You cannot prove what you just spouted.....and you KNOW I am Right !
 
I agree. CO2 levels have risen and fallen dramatically. The Earth warms and cools cyclically. But I am not sure there has ever been a period in Earths history, certainly not since the KT extinction event, where climate change with such pace. Usually it takes thousands of years, in the case of Pleistocene ice ages, to tens of millions of years, in the case of Cryogenian Snowball Earth. We are seeing climate change in a space of less than 100 years.
I dont believe the change in global temperatures within the last 150 years are exceptional.

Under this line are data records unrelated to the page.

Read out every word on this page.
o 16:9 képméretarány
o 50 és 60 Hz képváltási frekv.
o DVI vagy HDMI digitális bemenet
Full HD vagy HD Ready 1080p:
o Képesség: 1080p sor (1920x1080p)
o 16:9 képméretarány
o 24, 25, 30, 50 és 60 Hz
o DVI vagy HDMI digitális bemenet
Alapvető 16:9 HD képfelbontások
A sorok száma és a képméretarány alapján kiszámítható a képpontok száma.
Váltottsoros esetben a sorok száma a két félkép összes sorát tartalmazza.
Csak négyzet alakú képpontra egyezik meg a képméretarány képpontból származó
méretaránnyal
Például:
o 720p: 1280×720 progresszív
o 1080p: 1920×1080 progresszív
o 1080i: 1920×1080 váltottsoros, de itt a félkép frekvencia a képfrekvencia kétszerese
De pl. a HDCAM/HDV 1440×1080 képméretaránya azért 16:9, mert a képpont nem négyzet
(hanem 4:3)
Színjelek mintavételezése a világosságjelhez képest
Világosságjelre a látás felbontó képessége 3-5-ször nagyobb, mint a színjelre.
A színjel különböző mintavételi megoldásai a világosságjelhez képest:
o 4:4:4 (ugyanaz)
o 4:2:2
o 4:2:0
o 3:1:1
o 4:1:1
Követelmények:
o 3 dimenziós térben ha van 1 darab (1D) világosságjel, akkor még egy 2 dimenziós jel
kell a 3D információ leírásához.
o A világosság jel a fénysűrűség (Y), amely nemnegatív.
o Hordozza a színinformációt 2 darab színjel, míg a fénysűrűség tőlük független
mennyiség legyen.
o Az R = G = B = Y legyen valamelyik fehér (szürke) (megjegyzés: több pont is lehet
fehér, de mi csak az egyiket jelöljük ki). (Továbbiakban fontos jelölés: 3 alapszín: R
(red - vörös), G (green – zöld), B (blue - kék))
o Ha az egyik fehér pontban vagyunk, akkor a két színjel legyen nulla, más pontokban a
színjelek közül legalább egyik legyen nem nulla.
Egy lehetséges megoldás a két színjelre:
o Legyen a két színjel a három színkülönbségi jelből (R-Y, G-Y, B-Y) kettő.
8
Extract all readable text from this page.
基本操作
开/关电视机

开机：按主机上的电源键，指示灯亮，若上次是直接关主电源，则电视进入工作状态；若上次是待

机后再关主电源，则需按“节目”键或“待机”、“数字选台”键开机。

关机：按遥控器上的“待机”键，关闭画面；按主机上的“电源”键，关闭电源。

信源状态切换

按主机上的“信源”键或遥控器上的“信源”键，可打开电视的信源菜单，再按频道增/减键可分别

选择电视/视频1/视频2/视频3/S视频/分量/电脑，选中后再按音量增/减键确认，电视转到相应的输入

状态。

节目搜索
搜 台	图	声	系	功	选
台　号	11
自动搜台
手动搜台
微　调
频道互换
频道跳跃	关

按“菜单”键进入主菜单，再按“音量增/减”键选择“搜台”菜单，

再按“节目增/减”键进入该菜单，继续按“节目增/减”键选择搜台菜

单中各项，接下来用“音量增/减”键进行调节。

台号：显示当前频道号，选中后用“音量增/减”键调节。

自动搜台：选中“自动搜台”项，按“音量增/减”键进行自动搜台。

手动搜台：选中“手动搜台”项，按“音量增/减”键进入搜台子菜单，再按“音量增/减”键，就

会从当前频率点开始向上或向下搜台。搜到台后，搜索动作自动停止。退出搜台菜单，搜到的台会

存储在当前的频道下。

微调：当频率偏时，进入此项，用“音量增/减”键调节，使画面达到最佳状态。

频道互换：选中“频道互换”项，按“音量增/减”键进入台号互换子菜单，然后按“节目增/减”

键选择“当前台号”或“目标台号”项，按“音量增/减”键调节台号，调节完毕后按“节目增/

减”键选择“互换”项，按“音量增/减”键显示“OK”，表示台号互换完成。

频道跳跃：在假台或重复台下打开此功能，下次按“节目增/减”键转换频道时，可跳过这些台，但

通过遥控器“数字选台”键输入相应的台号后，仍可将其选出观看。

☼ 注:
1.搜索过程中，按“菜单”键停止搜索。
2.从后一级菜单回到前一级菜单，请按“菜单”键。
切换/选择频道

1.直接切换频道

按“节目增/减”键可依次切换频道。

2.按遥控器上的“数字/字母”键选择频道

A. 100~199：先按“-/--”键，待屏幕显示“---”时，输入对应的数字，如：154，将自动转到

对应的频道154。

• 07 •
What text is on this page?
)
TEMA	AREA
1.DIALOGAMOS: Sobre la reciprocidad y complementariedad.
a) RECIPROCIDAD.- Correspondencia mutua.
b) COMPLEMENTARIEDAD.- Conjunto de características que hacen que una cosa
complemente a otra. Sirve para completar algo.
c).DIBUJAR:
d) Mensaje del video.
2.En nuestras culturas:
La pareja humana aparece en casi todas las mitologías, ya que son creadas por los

Read this. https://www.google.com/url?sa=t&rct=j&q=&esrc=s&source=web&cd=2&ved=0ahUKEwjjkeuOj7rYAhUEwFQKHVY5B_sQFgg0MAE&url=https://history.aip.org/climate/cycles.htm&usg=AOvVaw3KG0jUSnOadR7pO7-hWLBd
 
Like others, not sure where you were going with this. If it has to do with gas/heme exchange and CO2 toxicity, it takes a lot of CO2 to prevent exchange. If its the "lots of CO2 in past atmospheres and yet all the seas didn't boil so that means that CO2 being driver of current climate change is wrong" canard keep in mind that for the geologic periods cited the sun's luminosity on the main sequence was about 5% less than current. So that's ballpark 55 W/m2. In comparison, variation in irradiance based on 11 year cycle is about 1 W/m2
Perspective.
Co2 is not a pollutant, or an evil earth boiling acid.
Its an essential gas, as well as a recently honed political weapon.
 
And you believe that all the models that show Global Warming have been done so with no political agenda in mind?

All? No. A proper reviewed by competent reviewers would have exposed an agenda that was not supported by the observations or established scientific principles.